The move comes following a review by the LTFRB, and after taking into account several factors which agency board member Aileen Lizada described as unique to services like Grab and Uber. "We took into consideration the unserved demand, color coding, and churning rate peculiar to TNVS operations, all for the paramount interest of the riding public," she said during a press conference held earlier today.

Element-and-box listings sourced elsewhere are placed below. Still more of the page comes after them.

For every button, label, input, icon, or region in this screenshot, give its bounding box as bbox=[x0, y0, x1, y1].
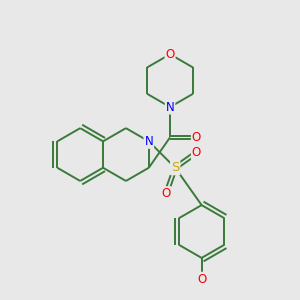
Text: O: O bbox=[192, 146, 201, 159]
Text: O: O bbox=[165, 48, 175, 61]
Text: O: O bbox=[197, 273, 206, 286]
Text: O: O bbox=[192, 131, 201, 144]
Text: O: O bbox=[161, 187, 171, 200]
Text: S: S bbox=[171, 161, 179, 174]
Text: N: N bbox=[166, 100, 174, 113]
Text: N: N bbox=[144, 135, 153, 148]
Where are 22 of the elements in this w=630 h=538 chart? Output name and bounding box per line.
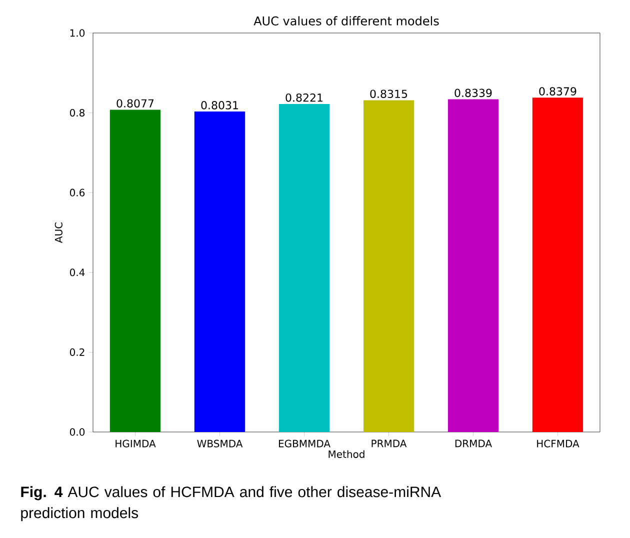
y-tick-label: 1.0 xyxy=(70,29,85,37)
x-tick-label: PRMDA xyxy=(372,440,407,448)
y-tick-label: 0.4 xyxy=(70,268,85,276)
x-tick-label: WBSMDA xyxy=(197,440,243,448)
data-label: 0.8339 xyxy=(454,88,492,98)
data-label: 0.8379 xyxy=(539,87,576,96)
data-label: 0.8031 xyxy=(201,101,238,110)
y-tick-label: 0.8 xyxy=(70,109,85,117)
x-axis-title: Method xyxy=(328,450,364,458)
x-tick-label: HCFMDA xyxy=(537,440,580,448)
data-label: 0.8221 xyxy=(286,93,322,102)
y-tick-label: 0.6 xyxy=(70,188,85,196)
data-label: 0.8315 xyxy=(370,90,408,98)
data-label: 0.8077 xyxy=(116,99,154,108)
y-tick-label: 0.0 xyxy=(70,428,85,436)
chart-title: AUC values of different models xyxy=(254,16,439,26)
y-tick-label: 0.2 xyxy=(70,348,84,356)
text: Fig. 4 AUC values of HCFMDA and five other disease-miRNA prediction models xyxy=(21,486,442,522)
y-axis-title: AUC xyxy=(54,222,62,243)
x-tick-label: HGIMDA xyxy=(116,440,156,448)
x-tick-label: DRMDA xyxy=(455,440,492,448)
x-tick-label: EGBMMDA xyxy=(278,440,330,448)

Lizada added that the new cap will be reviewed every three months to replenish the TNVS pool as needed. Here's a breakdown:
*Metro Manila – 65,000 units
*Metro Cebu – 1,500 units
*Pampanga – 250 units
That's an increase of more than 20,000 units. Still, the agency stressed that it is not encouraging people to buy brand-new cars in hopes of using them as TNVS units, as it will only process applications made before the July 2017 cut-off. The LTFRB is already working toward the online submission of qualified TNVS applications, and a simulation will be in place by March 5.
As for hatchbacks, they will be allowed to serve as TNVS vehicles during a three-year transition period to allow owners to pay off car loans, and users who book hatches will pay lower rates for their rides. Again, these will only be allowed within Metro Manila.